……
川都,城南地下冻库改建的堂口。
空气里混杂着发霉的烟丝味、陈年冻肉的腥气,还有新鲜血液独有的铁锈味。
昏黄的吊灯在头顶摇摇晃晃,人的影子也随着晃动。
“鬼叔!鬼叔饶命啊!”
张强被两个膀大腰圆的打手按在一张满是油污的案板上,脸贴着陈积的黑垢,哭得眼泪鼻涕糊了一脸。

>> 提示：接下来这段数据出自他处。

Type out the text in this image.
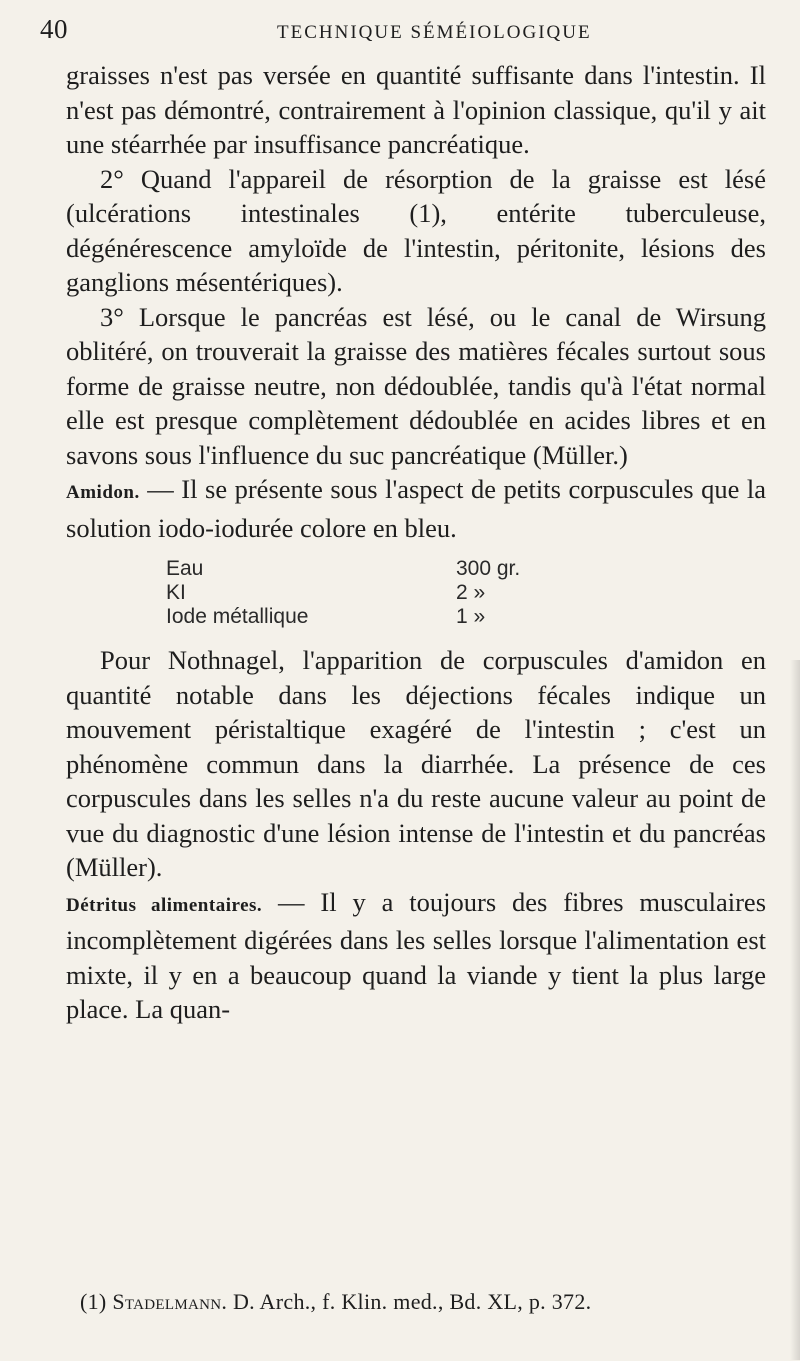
40	TECHNIQUE SÉMÉIOLOGIQUE

graisses n'est pas versée en quantité suffisante dans l'intestin. Il n'est pas démontré, contrairement à l'opinion classique, qu'il y ait une stéarrhée par insuffisance pancréatique.

2° Quand l'appareil de résorption de la graisse est lésé (ulcérations intestinales (1), entérite tuberculeuse, dégénérescence amyloïde de l'intestin, péritonite, lésions des ganglions mésentériques).

3° Lorsque le pancréas est lésé, ou le canal de Wirsung oblitéré, on trouverait la graisse des matières fécales surtout sous forme de graisse neutre, non dédoublée, tandis qu'à l'état normal elle est presque complètement dédoublée en acides libres et en savons sous l'influence du suc pancréatique (Müller.)

Amidon. — Il se présente sous l'aspect de petits corpuscules que la solution iodo-iodurée colore en bleu.

Eau	300 gr.
KI	2 »
Iode métallique	1 »

Pour Nothnagel, l'apparition de corpuscules d'amidon en quantité notable dans les déjections fécales indique un mouvement péristaltique exagéré de l'intestin ; c'est un phénomène commun dans la diarrhée. La présence de ces corpuscules dans les selles n'a du reste aucune valeur au point de vue du diagnostic d'une lésion intense de l'intestin et du pancréas (Müller).

Détritus alimentaires. — Il y a toujours des fibres musculaires incomplètement digérées dans les selles lorsque l'alimentation est mixte, il y en a beaucoup quand la viande y tient la plus large place. La quan-

(1) Stadelmann. D. Arch., f. Klin. med., Bd. XL, p. 372.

“我真不知道那小子那么邪门!两百万……那两百万我没吞啊,我是真想办事的!”
案板对面,太师椅上坐着个五十岁左右的老男人。
他手里捏着一块洁白的手帕,正慢条斯理地擦拭着一把短柄斧。
斧刃雪亮,映出他毫无表情的脸。
他是“鬼叔”,苏家在西南地下世界的代人,人如其名,吃人不吐骨头。
“办事?”
鬼叔对着斧刃吹了口气,声音沙哑,“两百万,你给我买回来一个尿壶?张强,你拿苏家的钱当冥币烧呢?”
“再给我一次机会!我……”
“苏家的规矩,赏罚分明。”
鬼叔没再废话,甚至连眼皮都没抬一下,手腕一抖。
寒光闪过。
“哆!”
斧刃入木三分,在坚硬的案板上发出一声闷响。
“啊――!!!”
张强看向自己的左手,小拇指齐根而断,鲜血顺着按板流到地上。
周围站着的十几个黑衣小弟,个个面无表情,连呼吸频率都没变一下。
鬼叔扔下斧头,嫌弃地用手帕擦了擦溅在手背上的血点:“给他止血。少根指头不耽误干活,下次再办砸了,这斧头剁的就是脖子。”
“谢……谢鬼叔……谢鬼叔……”
张强疼得浑身抽搐,脸色惨白如纸,却还得跪在地上磕头谢恩。
这就是江湖,人命贱如草。
“行了,别嚎丧了。”鬼叔踹了他一脚。
“把视频连上,少爷要训话。”
一名小弟推过来一台投影仪,熟练地连上信号。
滋啦――
蓝屏闪烁了两下,画面清晰起来。
那是一个惨白得有些刺眼的房间。
市一医院,特需icu病房。
画面的正中央,是一个无菌舱。
苏文斌躺在里面,身上插满了各种颜色的管子,监护仪发出单调机械的“嘀――嘀――”声。
他脸上缠满了厚厚的纱布,只露出一双布满血丝的眼睛。
“废……物……”
苏文斌的声音像是风箱漏气。
“少爷。”鬼叔站起身,对着屏幕微微躬身,神态恭敬。
“让你……去监视个人……你找这种地痞?”
苏文斌艰难地转动脖子,“这种垃圾……也配给苏家办事?”
张强哆嗦成一团,头都不敢抬。
“少爷息怒。”鬼叔低着头,“那小子有点邪门……”
“闭嘴!那是你们无能!”苏文斌突然激动起来,监护仪上的心率数字直线飙升,“老子……老子花重金请了‘夜枭’!还有青城山的灵虚子大师!”
“跟他们比,你们就是一群只会要饭的狗!”
面对这劈头盖脸的羞辱,鬼叔握着手帕的手猛地攥紧,青筋暴起。
但脸上依旧保持着卑微:“是,少爷教训得是。”
苏文斌很享受这种即便残废了也能用钱和权势压死人的快感。
他喘着粗气,眼神里闪烁着疯狂的光芒。
“看着吧……灵虚子大师早就出手了。今晚,就是秦风的死期!我要把他的骨头一根根敲碎,熬成汤喂狗!”
说到这,苏文斌突然想起了什么,那张烂嘴扭曲地咧开。
“鬼叔。”
“三天后,西郊地下黑市拍卖会。”苏文斌眼神变得贪婪,“主家那边传来消息,有一株千年份的绝世药材会压轴出场。”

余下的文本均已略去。